Encontro com vereadora
Outro ponto que gerou polêmica foi o encontro do governador com a vereadora Liana Cirne. Alberto Feitosa censurou a atitude de Paulo Câmara, que desautorizaria a PM, e acusou a petista de ter praticado “abuso de autoridade” ao confrontar os policiais. “Ela deu uma ‘carteirada’ e depois caiu, de maneira cinematográfica, ao receber uma pequena dose de spray de pimenta. E estava com vestido e salto alto, algo não muito adequado para uma manifestação”, descreveu.
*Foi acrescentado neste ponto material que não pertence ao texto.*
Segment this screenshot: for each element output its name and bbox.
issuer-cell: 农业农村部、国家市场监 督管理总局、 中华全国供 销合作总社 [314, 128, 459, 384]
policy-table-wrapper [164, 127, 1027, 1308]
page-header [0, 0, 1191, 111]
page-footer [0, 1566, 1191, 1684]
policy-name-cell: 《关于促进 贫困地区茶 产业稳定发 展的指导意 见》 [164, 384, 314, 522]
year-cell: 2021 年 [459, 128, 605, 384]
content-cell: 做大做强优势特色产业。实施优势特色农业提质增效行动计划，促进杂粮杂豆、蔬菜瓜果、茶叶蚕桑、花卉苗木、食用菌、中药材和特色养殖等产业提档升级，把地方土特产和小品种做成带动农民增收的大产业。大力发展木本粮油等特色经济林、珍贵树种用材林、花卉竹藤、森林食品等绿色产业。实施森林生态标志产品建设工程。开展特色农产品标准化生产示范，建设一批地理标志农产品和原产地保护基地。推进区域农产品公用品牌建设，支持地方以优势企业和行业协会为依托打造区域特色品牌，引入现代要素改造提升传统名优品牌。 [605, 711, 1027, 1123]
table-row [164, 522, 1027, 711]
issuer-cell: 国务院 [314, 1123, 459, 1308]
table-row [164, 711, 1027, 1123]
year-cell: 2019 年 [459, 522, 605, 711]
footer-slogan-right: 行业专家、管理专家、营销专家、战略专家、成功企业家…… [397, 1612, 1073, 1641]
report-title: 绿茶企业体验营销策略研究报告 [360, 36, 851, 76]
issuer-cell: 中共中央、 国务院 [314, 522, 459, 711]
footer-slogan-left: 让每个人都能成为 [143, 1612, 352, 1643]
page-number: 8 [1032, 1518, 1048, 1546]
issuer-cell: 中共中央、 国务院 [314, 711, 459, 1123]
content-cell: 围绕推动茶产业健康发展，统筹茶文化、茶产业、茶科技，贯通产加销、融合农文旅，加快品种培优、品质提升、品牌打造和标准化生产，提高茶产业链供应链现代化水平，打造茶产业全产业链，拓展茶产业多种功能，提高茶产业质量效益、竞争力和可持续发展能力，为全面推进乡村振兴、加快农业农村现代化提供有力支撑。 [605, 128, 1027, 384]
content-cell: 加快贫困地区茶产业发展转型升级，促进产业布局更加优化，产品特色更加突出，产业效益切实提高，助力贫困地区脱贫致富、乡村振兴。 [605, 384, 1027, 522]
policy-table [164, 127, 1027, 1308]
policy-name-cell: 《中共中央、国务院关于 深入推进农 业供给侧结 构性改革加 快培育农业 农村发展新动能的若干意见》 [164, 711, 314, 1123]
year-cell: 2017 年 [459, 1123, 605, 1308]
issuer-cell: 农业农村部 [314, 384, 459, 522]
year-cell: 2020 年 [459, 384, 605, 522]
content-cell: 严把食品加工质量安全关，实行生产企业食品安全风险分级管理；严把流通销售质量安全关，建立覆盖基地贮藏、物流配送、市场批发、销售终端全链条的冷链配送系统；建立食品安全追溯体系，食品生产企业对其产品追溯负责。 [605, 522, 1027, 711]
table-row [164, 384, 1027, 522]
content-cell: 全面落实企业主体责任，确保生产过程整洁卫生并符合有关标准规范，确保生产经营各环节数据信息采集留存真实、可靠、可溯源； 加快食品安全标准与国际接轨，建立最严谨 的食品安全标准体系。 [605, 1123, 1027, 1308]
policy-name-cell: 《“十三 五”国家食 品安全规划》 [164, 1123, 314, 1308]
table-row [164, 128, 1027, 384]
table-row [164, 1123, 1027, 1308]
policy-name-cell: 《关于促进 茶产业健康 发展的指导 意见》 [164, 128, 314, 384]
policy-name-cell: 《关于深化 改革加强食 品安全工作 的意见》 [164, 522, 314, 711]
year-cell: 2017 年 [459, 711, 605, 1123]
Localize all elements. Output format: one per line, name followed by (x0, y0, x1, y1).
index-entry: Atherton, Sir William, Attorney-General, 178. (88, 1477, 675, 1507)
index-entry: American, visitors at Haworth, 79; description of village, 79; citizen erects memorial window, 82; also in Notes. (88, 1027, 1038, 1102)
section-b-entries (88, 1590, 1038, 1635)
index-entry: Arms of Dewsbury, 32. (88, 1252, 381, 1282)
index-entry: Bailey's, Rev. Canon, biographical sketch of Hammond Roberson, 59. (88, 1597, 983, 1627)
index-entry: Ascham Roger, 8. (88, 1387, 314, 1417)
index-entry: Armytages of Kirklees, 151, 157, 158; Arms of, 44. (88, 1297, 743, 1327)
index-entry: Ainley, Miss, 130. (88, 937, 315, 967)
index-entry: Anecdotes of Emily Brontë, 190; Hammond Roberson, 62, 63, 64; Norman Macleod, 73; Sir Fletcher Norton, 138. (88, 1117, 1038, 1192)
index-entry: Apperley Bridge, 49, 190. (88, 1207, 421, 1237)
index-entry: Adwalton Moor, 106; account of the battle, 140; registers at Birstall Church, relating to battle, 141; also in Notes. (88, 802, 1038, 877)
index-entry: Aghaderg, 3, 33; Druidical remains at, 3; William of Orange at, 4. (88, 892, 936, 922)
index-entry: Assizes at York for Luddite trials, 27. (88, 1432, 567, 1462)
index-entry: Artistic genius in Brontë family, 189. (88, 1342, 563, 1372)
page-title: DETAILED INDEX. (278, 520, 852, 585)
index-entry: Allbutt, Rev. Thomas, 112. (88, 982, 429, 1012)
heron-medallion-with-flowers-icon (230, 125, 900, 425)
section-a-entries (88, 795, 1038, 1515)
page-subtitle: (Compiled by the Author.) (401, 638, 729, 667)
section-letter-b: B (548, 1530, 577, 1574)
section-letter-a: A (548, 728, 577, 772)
Jô Cavalcanti e Teresa Leitão reagiram. “Ao afirmar que a vereadora fez ‘artes cênicas’ após ser atacada por policiais, o deputado faz uma agressão política”, comentou a representante das Juntas. Para a petista, falar das roupas que Liana usou é “comum nos ataques que as mulheres sofrem na política, algo que a própria Alepe tem um projeto para coibir.”
Outros episódios
No tempo destinado à Comunicação de Lideranças, o deputado João Paulo (PCdoB) citou outros episódios recentes de violência policial para indicar a criação de “uma espécie de força parapolítica dentro dos órgãos de segurança”. “Isso representa um risco ao estado democrático de direito”, alertou.

RISCO – João Paulo citou episódios recentes de violência policial para indicar a criação de uma “força parapolítica dentro dos órgãos de segurança”. Foto: Nando Chiappetta
O comunista registrou a prisão de um professor petista em Goiás, no dia 31 de maio, por colocar uma faixa com os dizeres ‘Fora Bolsonaro Genocida’ no capô do carro. Também o uso de bombas de gás lacrimogêneo contra 200 famílias em reintegração de posse em Amaraji, na Mata Sul pernambucana. Mencionou, ainda, agressões a enfermeiros em protesto em Brasília, em fevereiro; um motim de policiais militares no Ceará, em 2020; e a incursão que provocou mais de 20 mortes na Favela do Jacarezinho, no Rio de Janeiro (RJ).
Na opinião dele, as ligações da família Bolsonaro com milicianos cariocas e as políticas que o presidente adota a fim de armar a população apontam para o risco de uma ação semelhante à invasão do Capitólio por apoiadores do ex-presidente dos Estados Unidos Donald Trump, após a derrota para Joe Biden. “É algo que ele pode incentivar em 2022, se ainda estiver em situação desfavorável nas pesquisas ou se tiver perdido a eleição”, advertiu João Paulo.
Teresa Leitão também reconheceu a existência de um “movimento insurgente de policiais”. “Os poderes públicos não podem aceitar um comando paralelo das forças de segurança no Brasil”, avaliou.